TUT scientists invented a unique technology for creating microdroplets
The Patent Office has registered the invention as a utility model.
The invention in the field of chemistry converts any fluid into microdroplets on a fluidic microchip in order to analyse its composition and properties. The purpose of the invention is to minimise the gauges of the extract droplets generator and to improve the process of directing droplets of different sizes onto a fluidic microchip, as the current technologies could not be used in mobile analytical devices due to their size and a large number of elements. The invention allows minimising analysers currently the size of a suitcase down to the size of a mobile device that fits on the palm of a hand. The technology was developed by Director of the Department of Chemistry of TUT Professor Mihkel Kaljurand together with associate professor Maria Kuhtinskaja, senior research fellow Merike Vaher and research fellow Jelena Gorbat?ova of the Chair of Analytical Chemistry of the same department.
According to Professor Mihkel Kaljurand, the invention developed at the TUT Faculty of Science Department of Chemistry belongs to the field of microfluidics aimed at programming the motion of miniature chemical droplets. “In essence this is a “chemical” analogue of a microprocessor,” Kaljurand says. “Just as microprocessors brought about a new era in information technology, a similar development in chemical management will hopefully result in a leap in quality in biological and chemical experiments.”
So far microfluidics experiments and applications have been conducted by placing chemical droplets on analytical platforms manually – while potentially acceptable at a research laboratory, this approach is not suitable for practical applications or automatic devices. The invention by the scientists at TUT, however, uses a computer programmable micropump to pump liquid through a capillary tube of a suitable size resulting in droplets of the required size forming at the tip of the tube. An electrical field allows transporting the liquid droplet to a platform of microfluidics that therefore makes it possible to build miniature and portable automatic analysers.
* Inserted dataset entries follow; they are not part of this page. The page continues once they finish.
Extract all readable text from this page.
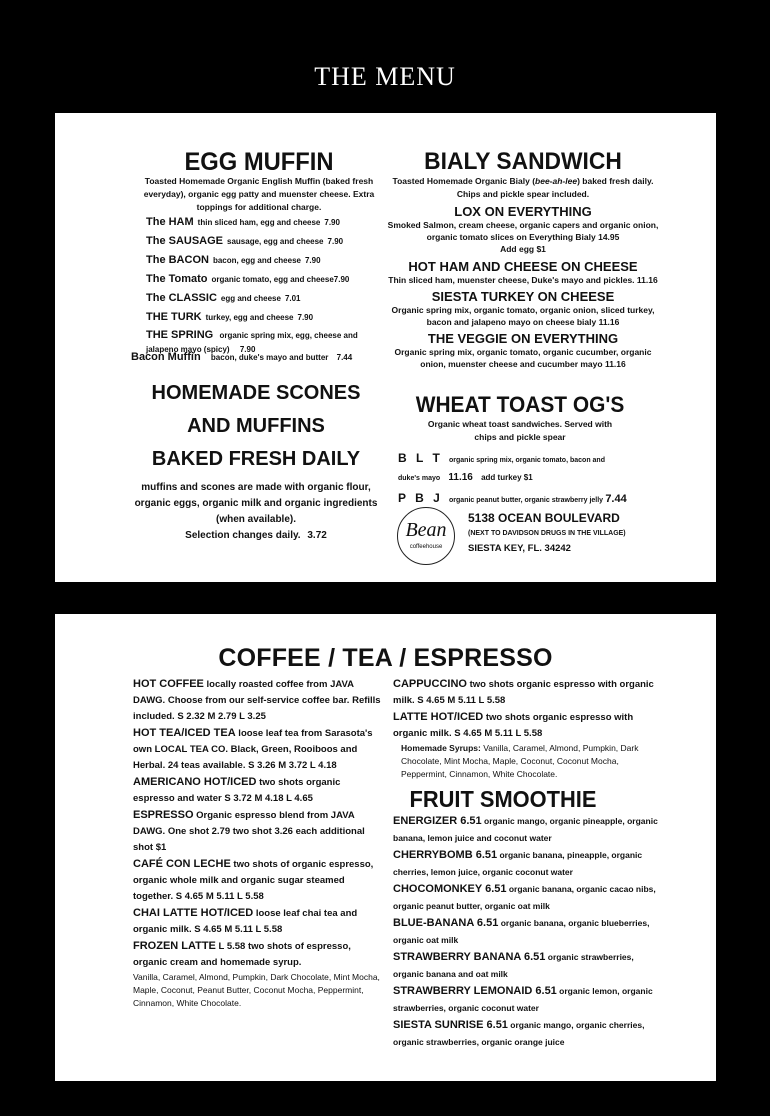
THE MENU
EGG MUFFIN
Toasted Homemade Organic English Muffin (baked fresh everyday), organic egg patty and muenster cheese. Extra toppings for additional charge.
The HAM thin sliced ham, egg and cheese 7.90
The SAUSAGE sausage, egg and cheese 7.90
The BACON bacon, egg and cheese 7.90
The Tomato organic tomato, egg and cheese7.90
The CLASSIC egg and cheese 7.01
THE TURK turkey, egg and cheese 7.90
THE SPRING organic spring mix, egg, cheese and
jalapeno mayo (spicy) 7.90
Bacon Muffin bacon, duke's mayo and butter 7.44
HOMEMADE SCONES
AND MUFFINS
BAKED FRESH DAILY
muffins and scones are made with organic flour, organic eggs, organic milk and organic ingredients (when available).
Selection changes daily. 3.72
BIALY SANDWICH
Toasted Homemade Organic Bialy (bee-ah-lee) baked fresh daily. Chips and pickle spear included.
LOX ON EVERYTHING
Smoked Salmon, cream cheese, organic capers and organic onion, organic tomato slices on Everything Bialy 14.95
Add egg $1
HOT HAM AND CHEESE ON CHEESE
Thin sliced ham, muenster cheese, Duke's mayo and pickles. 11.16
SIESTA TURKEY ON CHEESE
Organic spring mix, organic tomato, organic onion, sliced turkey, bacon and jalapeno mayo on cheese bialy 11.16
THE VEGGIE ON EVERYTHING
Organic spring mix, organic tomato, organic cucumber, organic onion, muenster cheese and cucumber mayo 11.16
WHEAT TOAST OG'S
Organic wheat toast sandwiches. Served with chips and pickle spear
B L T organic spring mix, organic tomato, bacon and
duke's mayo 11.16 add turkey $1
P B J organic peanut butter, organic strawberry jelly 7.44
Bean
coffeehouse
5138 OCEAN BOULEVARD
(NEXT TO DAVIDSON DRUGS IN THE VILLAGE)
SIESTA KEY, FL. 34242
COFFEE / TEA / ESPRESSO
HOT COFFEE locally roasted coffee from JAVA DAWG. Choose from our self-service coffee bar. Refills included. S 2.32 M 2.79 L 3.25
HOT TEA/ICED TEA loose leaf tea from Sarasota's own LOCAL TEA CO. Black, Green, Rooiboos and Herbal. 24 teas available. S 3.26 M 3.72 L 4.18
AMERICANO HOT/ICED two shots organic espresso and water S 3.72 M 4.18 L 4.65
ESPRESSO Organic espresso blend from JAVA DAWG. One shot 2.79 two shot 3.26 each additional shot $1
CAFÉ CON LECHE two shots of organic espresso, organic whole milk and organic sugar steamed together. S 4.65 M 5.11 L 5.58
CHAI LATTE HOT/ICED loose leaf chai tea and organic milk. S 4.65 M 5.11 L 5.58
FROZEN LATTE L 5.58 two shots of espresso, organic cream and homemade syrup.
Vanilla, Caramel, Almond, Pumpkin, Dark Chocolate, Mint Mocha, Maple, Coconut, Peanut Butter, Coconut Mocha, Peppermint, Cinnamon, White Chocolate.
CAPPUCCINO two shots organic espresso with organic milk. S 4.65 M 5.11 L 5.58
LATTE HOT/ICED two shots organic espresso with organic milk. S 4.65 M 5.11 L 5.58
Homemade Syrups: Vanilla, Caramel, Almond, Pumpkin, Dark Chocolate, Mint Mocha, Maple, Coconut, Coconut Mocha, Peppermint, Cinnamon, White Chocolate.
FRUIT SMOOTHIE
ENERGIZER 6.51 organic mango, organic pineapple, organic banana, lemon juice and coconut water
CHERRYBOMB 6.51 organic banana, pineapple, organic cherries, lemon juice, organic coconut water
CHOCOMONKEY 6.51 organic banana, organic cacao nibs, organic peanut butter, organic oat milk
BLUE-BANANA 6.51 organic banana, organic blueberries, organic oat milk
STRAWBERRY BANANA 6.51 organic strawberries, organic banana and oat milk
STRAWBERRY LEMONAID 6.51 organic lemon, organic strawberries, organic coconut water
SIESTA SUNRISE 6.51 organic mango, organic cherries, organic strawberries, organic orange juice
According to Professor Mihkel Kaljurand, the device developed at the TUT Department of Chemistry is essentially a prototype of a smart sensor applicable from internal security to environmental monitoring. “Although we demonstrated our idea in detecting biological pollution through analysing soil extracts, the invention can be used to develop any autonomous, automatic and miniature analysers,” he explains. “For example, it would be possible to send an analyser based on microfluidics to analyse the soil on Mars where the generation of liquid droplets must be completely automatic and programmable.”
The prototype of the new device will be completed at the TUT Department of Chemistry by autumn. At the moment the commercial use of the invention is not yet clear, as the technology requires further development and application research. Financial support for this has been granted by the European Space Agency, yet funding from various internal security and military research programmes has also been applied for. “Programming droplets is an extremely recent matter and so far, everything remains on the level of scientific publications,” the director of the Department of Chemistry says. “To our knowledge, two small US businesses use a similar technology of programming droplets, yet they are in the phase of looking for investors and demonstrating the possibilities of the method as well. Commercial devices are only offered by a single company, however they place droplets on a platform manually, which is not a suitable solution for portable analysers.”